渡邊氏の妻で同じく牧師の渡邊純子氏(以下純子氏)は、自給自活伝道のこれまでを振り返り、「堅信して伝道者になったわけですから、その当時の聖書理解からしますと、(世の中で)働きながら伝道するということは果たして正しいのだろうか?と思いましたが、それでも働くことを決心して社会に出ました。迷いの背景には、使徒の働き18章5節に書かれてある『シラスとテモテがマケドニアから下ってくると、パウロはみことばを教えることに専念し、イエスがキリストであることを、ユダヤ人たちにはっきりと宣言した』という箇所にありました。いつも牧師は教会からの支援によって生きるのが当然、当たり前という考え方が、福音派と言われている人々の中では通常の考え方でした」と述べた。
純子氏が1972年に石岡市役所保険師として就職した際も、倍率の高い市役所での就職に対して不思議な導きがあったという。当時石岡市役所の保険師が倒れ、ちょうど代わりとなる人材が求められていたとき、市民会館の礼拝に石岡市役所の総務部長が訪れ、純子氏を採用するに至ったという。純子氏は「神様の導きだったと思います。会堂建築費の返済が終わった時点で、先ほどの使徒の働き18章のみことばが再び頭をよぎり、宣教に専念すべきかどうかが私の迷いとなり、ずっと祈りました。そのとき、5日~6日くらいずっと同じ夢を続けて見ました。私が市役所の仕事を辞めて後悔しているという内容の夢でした。この意味を考えたとき、ヘブル書10章38節の『義人は信仰によって生きる。もし、恐れ退くなら、わたしのこころは彼を喜ばない』というみことばによって、『私はなお働き続けるべきだ』という確信が私の内に現れました」と述べた。
~神様の御言葉を伝えるという使命感をもって職場へ~
純子氏は社会で働きながら伝道活動をすることについて、「証しのために社会に出て行くべきだと思って働いています。伝道者が働くということについての後ろめたい気持ちはふっきれました。神様の御言葉と夢による教えを伝えるという使命感をもって社会に出て仕事をするようになっていくことができました。自給自活の働きの中に加えていただいたことにより、より深く聖書を学ぶ機会が与えられて、働くことが主の御心だと確信するようになりました。ペテロのように、妻を得、教会からの全面的な支援の下に生きる伝道者もあれば、パウロのように働きながら伝道する人もいることが御言葉の中にたくさん書かれてあります。パウロは『困窮していたときも、だれにも負担をかけませんでした(Ⅱコリント11:9)』と言っています。働くことの聖書的な背景として、伝道者が信徒に負われるという奉仕の仕方もあれば、自分で働いて教会に捧げつつ生きるという生き方もあります。社会で働き始めて17年が経過した後、自分に得た確信のうちに、こういう聖書的な背景を見ることで、働くことに対する自信・確信がついてきました」と証しした。

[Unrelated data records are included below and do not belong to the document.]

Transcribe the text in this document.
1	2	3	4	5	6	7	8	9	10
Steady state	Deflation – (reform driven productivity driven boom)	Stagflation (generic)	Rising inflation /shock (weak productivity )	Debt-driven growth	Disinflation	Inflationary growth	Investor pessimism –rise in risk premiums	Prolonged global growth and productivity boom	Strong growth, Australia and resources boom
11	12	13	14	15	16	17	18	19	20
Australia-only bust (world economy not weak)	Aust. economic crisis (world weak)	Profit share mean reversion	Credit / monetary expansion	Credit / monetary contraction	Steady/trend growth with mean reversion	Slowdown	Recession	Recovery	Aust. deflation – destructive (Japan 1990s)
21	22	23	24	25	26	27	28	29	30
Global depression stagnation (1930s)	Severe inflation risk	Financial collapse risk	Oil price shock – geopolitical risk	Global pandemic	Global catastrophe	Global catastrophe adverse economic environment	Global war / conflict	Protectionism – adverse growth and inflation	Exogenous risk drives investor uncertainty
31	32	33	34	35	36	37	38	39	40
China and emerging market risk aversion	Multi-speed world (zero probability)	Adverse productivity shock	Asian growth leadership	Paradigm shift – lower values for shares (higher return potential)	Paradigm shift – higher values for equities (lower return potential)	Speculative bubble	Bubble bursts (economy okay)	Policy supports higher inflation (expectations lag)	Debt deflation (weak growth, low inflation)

純子氏は公務員として17年間市役所で働くことで、融資を受け、献金で返済していくというスタイルをとって会堂建築に至ったという。また市役所で働く経験を通して「市役所に入りまして、隣に座った青年がまず信仰をもちました。いつもこの方は私に進化論を教え、私がキリスト教の伝道をしていました。彼はある時妹さんのことですごい悩みの中に陥れられました。そのとき、私たちの教会に来て、教会でカウンセリングをして、50日間教会に通い詰めることで、この方は救われました。また職場で私の向かい側にいる女性が、その後に信仰をもつようになり、この人たちが結婚しました。クリスチャンホームをつくり、子どもたちもクリスチャンになりました。この状態を見た時に、『神様が私が市役所で働いている』ということを良しとされているという確信が湧きました」と証しした。

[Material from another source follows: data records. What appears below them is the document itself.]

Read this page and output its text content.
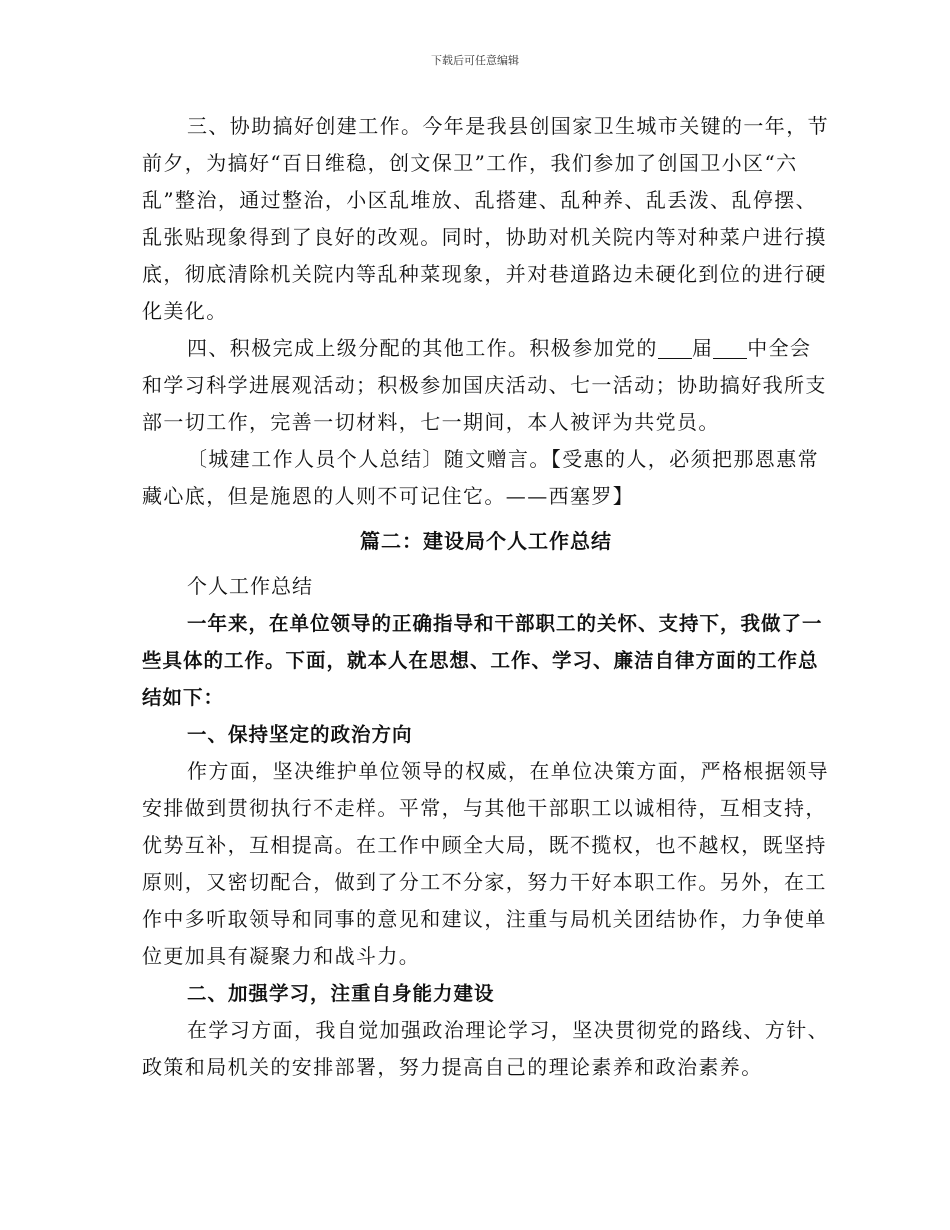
下载后可任意编辑

三、协助搞好创建工作。今年是我县创国家卫生城市关键的一年，节前夕，为搞好“百日维稳，创文保卫”工作，我们参加了创国卫小区“六乱”整治，通过整治，小区乱堆放、乱搭建、乱种养、乱丢泼、乱停摆、乱张贴现象得到了良好的改观。同时，协助对机关院内等对种菜户进行摸底，彻底清除机关院内等乱种菜现象，并对巷道路边未硬化到位的进行硬化美化。

四、积极完成上级分配的其他工作。积极参加党的 届 中全会和学习科学进展观活动；积极参加国庆活动、七一活动；协助搞好我所支部一切工作，完善一切材料，七一期间，本人被评为共党员。

〔城建工作人员个人总结〕随文赠言。【受惠的人，必须把那恩惠常藏心底，但是施恩的人则不可记住它。——西塞罗】

篇二：建设局个人工作总结

个人工作总结

一年来，在单位领导的正确指导和干部职工的关怀、支持下，我做了一些具体的工作。下面，就本人在思想、工作、学习、廉洁自律方面的工作总结如下：

一、保持坚定的政治方向

作方面，坚决维护单位领导的权威，在单位决策方面，严格根据领导安排做到贯彻执行不走样。平常，与其他干部职工以诚相待，互相支持，优势互补，互相提高。在工作中顾全大局，既不揽权，也不越权，既坚持原则，又密切配合，做到了分工不分家，努力干好本职工作。另外，在工作中多听取领导和同事的意见和建议，注重与局机关团结协作，力争使单位更加具有凝聚力和战斗力。

二、加强学习，注重自身能力建设

在学习方面，我自觉加强政治理论学习，坚决贯彻党的路线、方针、政策和局机关的安排部署，努力提高自己的理论素养和政治素养。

保険師として役所で働く純子氏は、地域の新生児から高齢者までのトータルケアをしていたため、地域に顔を売ることができ、宣教の地盤が得られ、社会的な信用も得ることができたという。
公務員生活を経た純子氏は現在、「働くことに自信を持つことができましたので、未だに色々辞めずに仕事をしています。地域社会が私を求めていることがよくわかり、今も保健センターや介護保険の認定委員、看護学校での講師、企業での保健指導などを行っています。神様が私にお仕事をくださり、『一杯働いて一杯捧げなさい、そして分け与えなさい』とおっしゃっているのかなとも思います。定年後もずっと仕事をして楽しくて止められず、仕事を止めることが考えられません」という。